The first “inevitable” or ἀνένδεκτος is most literally understood as meaning impossible to not occur, the sense of the word in the original language also employs the idea that there is nothing that can be done to prevent stumbling. The first half of this teaching from Christ explicitly states that not only is it impossible for His Disciples to not stumble and make mistakes, but that there is nothing they can do to prevent it.
The second “woe” or οὐαί is in practicality a proclamation of coming hardship and inevitable suffering. This first phrase is incredibly harsh. It is the third word which really gives us some puzzling to figure out what Jesus is teaching. ὅς or “him” has two possible applications which move us toward an interesting conclusion. ὅς can either be a reference to the primary cause (see notes at bottom) of Evil which could be either the Devil or otherworldly influences or the corrupted free will of Man. Alternatively ὅς can be a reference to a secondary cause (see notes at bottom) which could be any person.
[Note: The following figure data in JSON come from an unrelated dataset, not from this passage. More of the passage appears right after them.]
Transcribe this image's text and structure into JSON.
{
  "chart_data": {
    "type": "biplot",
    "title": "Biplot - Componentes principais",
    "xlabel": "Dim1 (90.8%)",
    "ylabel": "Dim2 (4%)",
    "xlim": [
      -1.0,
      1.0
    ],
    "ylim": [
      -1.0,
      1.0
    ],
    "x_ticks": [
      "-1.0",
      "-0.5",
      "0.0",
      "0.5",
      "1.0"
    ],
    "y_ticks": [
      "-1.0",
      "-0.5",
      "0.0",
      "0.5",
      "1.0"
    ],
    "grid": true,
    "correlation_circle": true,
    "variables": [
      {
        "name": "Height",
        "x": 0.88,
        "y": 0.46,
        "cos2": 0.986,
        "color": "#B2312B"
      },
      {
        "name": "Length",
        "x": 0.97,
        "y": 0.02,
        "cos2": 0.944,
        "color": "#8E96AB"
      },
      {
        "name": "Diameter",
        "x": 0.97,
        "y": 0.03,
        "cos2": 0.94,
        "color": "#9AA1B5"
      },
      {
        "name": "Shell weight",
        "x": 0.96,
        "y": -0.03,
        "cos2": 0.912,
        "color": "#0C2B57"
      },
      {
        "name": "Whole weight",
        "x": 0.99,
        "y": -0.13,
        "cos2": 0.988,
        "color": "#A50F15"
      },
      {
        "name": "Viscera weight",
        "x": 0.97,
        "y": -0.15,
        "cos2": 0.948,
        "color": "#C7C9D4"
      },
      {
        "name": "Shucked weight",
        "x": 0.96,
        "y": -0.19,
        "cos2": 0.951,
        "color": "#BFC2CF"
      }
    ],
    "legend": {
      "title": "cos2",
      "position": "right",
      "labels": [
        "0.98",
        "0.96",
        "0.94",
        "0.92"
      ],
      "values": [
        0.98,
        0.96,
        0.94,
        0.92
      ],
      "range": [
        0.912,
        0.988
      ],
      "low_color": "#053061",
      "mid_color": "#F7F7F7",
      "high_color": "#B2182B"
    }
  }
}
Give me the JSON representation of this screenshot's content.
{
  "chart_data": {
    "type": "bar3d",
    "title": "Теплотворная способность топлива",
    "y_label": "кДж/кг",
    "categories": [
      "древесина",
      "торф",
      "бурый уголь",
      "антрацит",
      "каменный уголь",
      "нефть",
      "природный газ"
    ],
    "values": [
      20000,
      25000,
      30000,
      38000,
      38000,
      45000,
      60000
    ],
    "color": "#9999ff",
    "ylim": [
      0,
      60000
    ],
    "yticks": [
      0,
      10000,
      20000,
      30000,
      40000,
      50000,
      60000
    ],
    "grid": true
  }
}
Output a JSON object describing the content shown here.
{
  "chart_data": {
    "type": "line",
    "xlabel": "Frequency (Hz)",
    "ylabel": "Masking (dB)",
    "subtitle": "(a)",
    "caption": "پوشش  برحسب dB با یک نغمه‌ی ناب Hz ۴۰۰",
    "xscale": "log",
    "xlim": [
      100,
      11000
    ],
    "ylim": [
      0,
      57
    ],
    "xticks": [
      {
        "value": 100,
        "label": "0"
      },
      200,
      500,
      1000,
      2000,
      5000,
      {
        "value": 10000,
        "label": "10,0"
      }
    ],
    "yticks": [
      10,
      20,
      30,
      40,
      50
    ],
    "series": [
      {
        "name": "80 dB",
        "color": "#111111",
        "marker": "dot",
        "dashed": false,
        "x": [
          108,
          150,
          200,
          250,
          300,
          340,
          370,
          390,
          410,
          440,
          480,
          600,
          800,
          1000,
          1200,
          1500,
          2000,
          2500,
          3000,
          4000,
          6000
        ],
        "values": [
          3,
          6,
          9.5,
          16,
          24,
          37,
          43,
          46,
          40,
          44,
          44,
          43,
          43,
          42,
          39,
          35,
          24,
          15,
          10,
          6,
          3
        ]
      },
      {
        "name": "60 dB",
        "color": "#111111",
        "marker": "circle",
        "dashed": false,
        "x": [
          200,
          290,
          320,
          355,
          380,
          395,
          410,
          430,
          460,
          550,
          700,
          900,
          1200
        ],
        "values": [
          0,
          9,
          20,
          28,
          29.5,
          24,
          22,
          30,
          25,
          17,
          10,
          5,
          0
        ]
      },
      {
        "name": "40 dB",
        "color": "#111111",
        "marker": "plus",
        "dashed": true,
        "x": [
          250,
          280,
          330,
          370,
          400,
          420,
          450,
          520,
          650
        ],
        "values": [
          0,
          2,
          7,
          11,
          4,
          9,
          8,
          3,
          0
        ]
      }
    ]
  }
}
Both of these seem to be valid approaches and help us understand two pieces of Theology.
Satan is held to account for leading people into Sin.
Humans are held responsible for the result of their influence upon others.
For the Christian leader, the first is a message of hope, the second one of warning. The Christian leader is judged and held to account for a few things: their influence, the influence of those they give authority to, and ultimately the direct result of their teaching.
The challenge I leave myself and other individuals with influence in Christian communities is as follows: Are we taking this weight seriously? How carefully do we examine the fruit of our influence?
Primary and Secondary Causes: A primary cause is best understood as the action or individual responsible for the first event in a chain of events which causes a certain outcome. A secondary cause is best understood as a an action or individual who is responsible for causing some event in the chain as a result of an event in the chain prior.